News • Ultrasound
"Sonogenetics" researchers control mammalian cells with sound
Researchers at Salk Institute have pinpointed a sound-sensitive mammalian protein that lets them activate brain, heart or other cells with ultrasound.
The scientists have engineered mammalian cells to be activated using ultrasound. The method, which the team used to activate human cells in a dish and brain cells inside living mice, paves the way toward non-invasive versions of deep brain stimulation, pacemakers and insulin pumps.
“Going wireless is the future for just about everything,” says senior author Sreekanth Chalasani, an associate professor in Salk’s Molecular Neurobiology Laboratory. “We already know that ultrasound is safe, and that it can go through bone, muscle and other tissues, making it the ultimate tool for manipulating cells deep in the body.”
About a decade ago, Chalasani pioneered the idea of using ultrasonic waves to stimulate specific groups of genetically marked cells, and coined the term “sonogenetics” to describe it. In 2015, his group showed that, in the roundworm Caenorhabditis elegans, a protein called TRP-4 makes cells sensitive to low-frequency ultrasound. When the researchers added TRP-4 to C. elegans neurons that didn’t usually have it, they could activate these cells with a burst of ultrasound—the same sound waves used in medical sonograms.
When the researchers tried adding TRP-4 to mammalian cells, however, the protein was not able to make the cells respond to ultrasound. A few mammalian proteins were reported to be ultrasound-sensitive, but none seemed ideal for clinical use. So Chalasani and his colleagues set out to search for a new mammalian protein that made cells highly ultrasound sensitive at 7 MHz, considered an optimal and safe frequency.
"Our approach was different than previous screens because we set out to look for ultrasound-sensitive channels in a comprehensive way," says Yusuf Tufail, a former project scientist at Salk and a co-first author of the new paper.
The researchers added hundreds of different proteins, one at a time, to a common human research cell line (HEK), which does not usually respond to ultrasound. Then, they put each cell culture under a setup that let them monitor changes to the cells upon ultrasound stimulation.
After screening proteins for more than a year, and working their way through nearly 300 candidates, the scientists finally found one that made the HEK cells sensitive to the 7 MHz ultrasound frequency. TRPA1, a channel protein, was known to let cells respond to the presence of noxious compounds and to activate a range of cells in the human body, including brain and heart cells.
But Chalasani's team discovered that the channel also opened in response to ultrasound in HEK cells.
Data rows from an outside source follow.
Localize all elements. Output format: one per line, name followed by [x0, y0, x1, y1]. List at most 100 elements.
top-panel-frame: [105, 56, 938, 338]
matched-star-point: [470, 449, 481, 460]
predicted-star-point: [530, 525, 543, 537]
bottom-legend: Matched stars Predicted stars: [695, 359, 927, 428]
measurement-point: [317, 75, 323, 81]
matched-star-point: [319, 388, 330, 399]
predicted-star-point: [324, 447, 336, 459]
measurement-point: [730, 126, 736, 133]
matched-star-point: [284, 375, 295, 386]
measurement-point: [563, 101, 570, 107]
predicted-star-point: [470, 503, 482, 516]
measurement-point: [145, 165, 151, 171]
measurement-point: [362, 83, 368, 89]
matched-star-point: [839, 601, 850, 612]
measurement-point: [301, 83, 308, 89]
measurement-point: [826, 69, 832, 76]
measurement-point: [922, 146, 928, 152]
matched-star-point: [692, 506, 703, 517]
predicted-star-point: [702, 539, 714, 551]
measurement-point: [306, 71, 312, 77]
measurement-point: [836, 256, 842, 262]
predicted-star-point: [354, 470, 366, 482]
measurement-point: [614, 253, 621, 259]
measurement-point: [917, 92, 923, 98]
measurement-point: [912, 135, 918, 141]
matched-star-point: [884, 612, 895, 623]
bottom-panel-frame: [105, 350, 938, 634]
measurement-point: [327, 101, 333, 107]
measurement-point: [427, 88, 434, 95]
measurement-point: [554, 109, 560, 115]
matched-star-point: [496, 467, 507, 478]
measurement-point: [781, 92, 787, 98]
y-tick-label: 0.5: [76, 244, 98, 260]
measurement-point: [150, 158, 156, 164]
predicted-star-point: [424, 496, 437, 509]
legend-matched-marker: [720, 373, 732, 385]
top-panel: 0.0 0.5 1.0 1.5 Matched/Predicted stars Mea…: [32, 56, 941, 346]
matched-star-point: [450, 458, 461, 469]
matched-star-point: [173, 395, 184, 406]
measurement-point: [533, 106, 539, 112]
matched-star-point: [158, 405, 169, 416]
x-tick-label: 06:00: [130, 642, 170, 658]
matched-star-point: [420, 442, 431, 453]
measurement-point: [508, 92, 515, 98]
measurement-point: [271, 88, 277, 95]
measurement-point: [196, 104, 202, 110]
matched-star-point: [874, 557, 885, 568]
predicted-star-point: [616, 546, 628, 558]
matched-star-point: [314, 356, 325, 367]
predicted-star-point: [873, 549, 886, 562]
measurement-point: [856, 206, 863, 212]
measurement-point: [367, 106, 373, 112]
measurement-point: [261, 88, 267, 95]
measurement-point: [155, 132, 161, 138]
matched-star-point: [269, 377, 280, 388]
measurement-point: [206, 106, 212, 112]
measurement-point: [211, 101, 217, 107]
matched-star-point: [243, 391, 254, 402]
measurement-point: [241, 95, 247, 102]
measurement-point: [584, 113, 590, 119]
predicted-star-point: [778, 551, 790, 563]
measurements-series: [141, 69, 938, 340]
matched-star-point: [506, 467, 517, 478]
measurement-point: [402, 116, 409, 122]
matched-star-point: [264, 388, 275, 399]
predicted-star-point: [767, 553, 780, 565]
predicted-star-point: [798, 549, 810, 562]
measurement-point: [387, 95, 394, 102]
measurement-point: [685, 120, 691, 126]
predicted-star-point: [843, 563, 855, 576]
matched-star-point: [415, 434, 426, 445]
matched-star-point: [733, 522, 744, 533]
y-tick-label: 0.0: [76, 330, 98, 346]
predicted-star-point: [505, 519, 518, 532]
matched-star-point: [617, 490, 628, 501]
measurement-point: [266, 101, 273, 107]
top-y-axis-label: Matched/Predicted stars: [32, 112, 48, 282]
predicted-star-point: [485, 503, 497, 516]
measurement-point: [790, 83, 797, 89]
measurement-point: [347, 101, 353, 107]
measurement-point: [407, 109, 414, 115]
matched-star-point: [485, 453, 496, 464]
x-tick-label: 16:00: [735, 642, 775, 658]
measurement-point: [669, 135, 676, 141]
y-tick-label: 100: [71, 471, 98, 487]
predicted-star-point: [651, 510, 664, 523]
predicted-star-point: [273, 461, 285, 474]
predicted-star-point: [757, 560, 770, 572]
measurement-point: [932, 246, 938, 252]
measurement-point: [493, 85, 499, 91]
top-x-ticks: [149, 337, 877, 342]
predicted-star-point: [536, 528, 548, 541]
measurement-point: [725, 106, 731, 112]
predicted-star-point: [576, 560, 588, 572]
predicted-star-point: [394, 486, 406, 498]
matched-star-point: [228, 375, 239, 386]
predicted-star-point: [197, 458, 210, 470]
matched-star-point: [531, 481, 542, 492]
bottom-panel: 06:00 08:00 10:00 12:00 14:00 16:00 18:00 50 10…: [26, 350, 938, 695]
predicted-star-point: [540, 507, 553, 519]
"We were really surprised," says co-first author of the paper Marc Duque, a Salk exchange student. "TRPA1 has been well-studied in the literature but hasn't been described as a classical mechanosensitive protein that you'd expect to respond to ultrasound."
To test whether the channel could activate other cell types in response to ultrasound, the team used a gene therapy approach to add the genes for human TRPA1 to a specific group of neurons in the brains of living mice. When they then administered ultrasound to the mice, only the neurons with the TRPA1 genes were activated.
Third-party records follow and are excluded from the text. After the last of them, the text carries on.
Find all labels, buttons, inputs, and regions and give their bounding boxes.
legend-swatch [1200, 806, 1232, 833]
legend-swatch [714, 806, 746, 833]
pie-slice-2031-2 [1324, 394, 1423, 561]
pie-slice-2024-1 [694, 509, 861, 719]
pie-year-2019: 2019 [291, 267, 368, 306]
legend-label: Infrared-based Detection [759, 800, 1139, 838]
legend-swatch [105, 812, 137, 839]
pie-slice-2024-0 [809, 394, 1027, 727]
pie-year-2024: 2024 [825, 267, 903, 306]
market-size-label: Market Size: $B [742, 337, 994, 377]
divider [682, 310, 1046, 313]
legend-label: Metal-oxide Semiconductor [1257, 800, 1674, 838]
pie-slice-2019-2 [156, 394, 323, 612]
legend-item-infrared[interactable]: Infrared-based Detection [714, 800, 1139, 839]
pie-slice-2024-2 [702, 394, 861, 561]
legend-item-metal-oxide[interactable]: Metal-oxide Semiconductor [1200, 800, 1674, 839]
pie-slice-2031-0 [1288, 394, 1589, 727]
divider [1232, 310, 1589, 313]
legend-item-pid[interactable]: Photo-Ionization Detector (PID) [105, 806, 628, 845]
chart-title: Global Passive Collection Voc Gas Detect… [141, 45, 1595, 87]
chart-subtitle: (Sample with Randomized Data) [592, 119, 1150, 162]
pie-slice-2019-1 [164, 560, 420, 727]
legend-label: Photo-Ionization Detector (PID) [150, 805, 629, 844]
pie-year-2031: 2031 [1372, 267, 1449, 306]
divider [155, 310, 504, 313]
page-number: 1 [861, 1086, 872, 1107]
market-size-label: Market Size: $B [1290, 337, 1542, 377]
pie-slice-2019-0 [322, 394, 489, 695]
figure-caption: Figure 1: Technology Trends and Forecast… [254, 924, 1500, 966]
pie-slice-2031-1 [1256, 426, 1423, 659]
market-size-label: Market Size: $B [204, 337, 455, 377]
Clinicians treating conditions including Parkinson's disease and epilepsy currently use deep brain stimulation, which involves surgically implanting electrodes in the brain, to activate certain subsets of neurons. Chalasani says that sonogenetics could one day replace this approach—the next step would be developing a gene therapy delivery method that can cross the blood-brain barrier, something that is already being studied.
Perhaps sooner, he says, sonogenetics could be used to activate cells in the heart, as a kind of pacemaker that requires no implantation. "Gene delivery techniques already exist for getting a new gene—such as TRPA1—into the human heart," Chalasani says. "If we can then use an external ultrasound device to activate those cells, that could really revolutionize pacemakers."
For now, his team is carrying out more basic work on exactly how TRPA1 senses ultrasound. "In order to make this finding more useful for future research and clinical applications, we hope to determine exactly what parts of TRPA1 contribute to its ultrasound sensitivity and tweak them to enhance this sensitivity," says Corinne Lee-Kubli, a co-first author of the paper and former postdoctoral fellow at Salk.
They also plan to carry out another screen for ultrasound sensitive proteins—this time looking for proteins that can inhibit, or shut off, a cell's activity in response to ultrasound.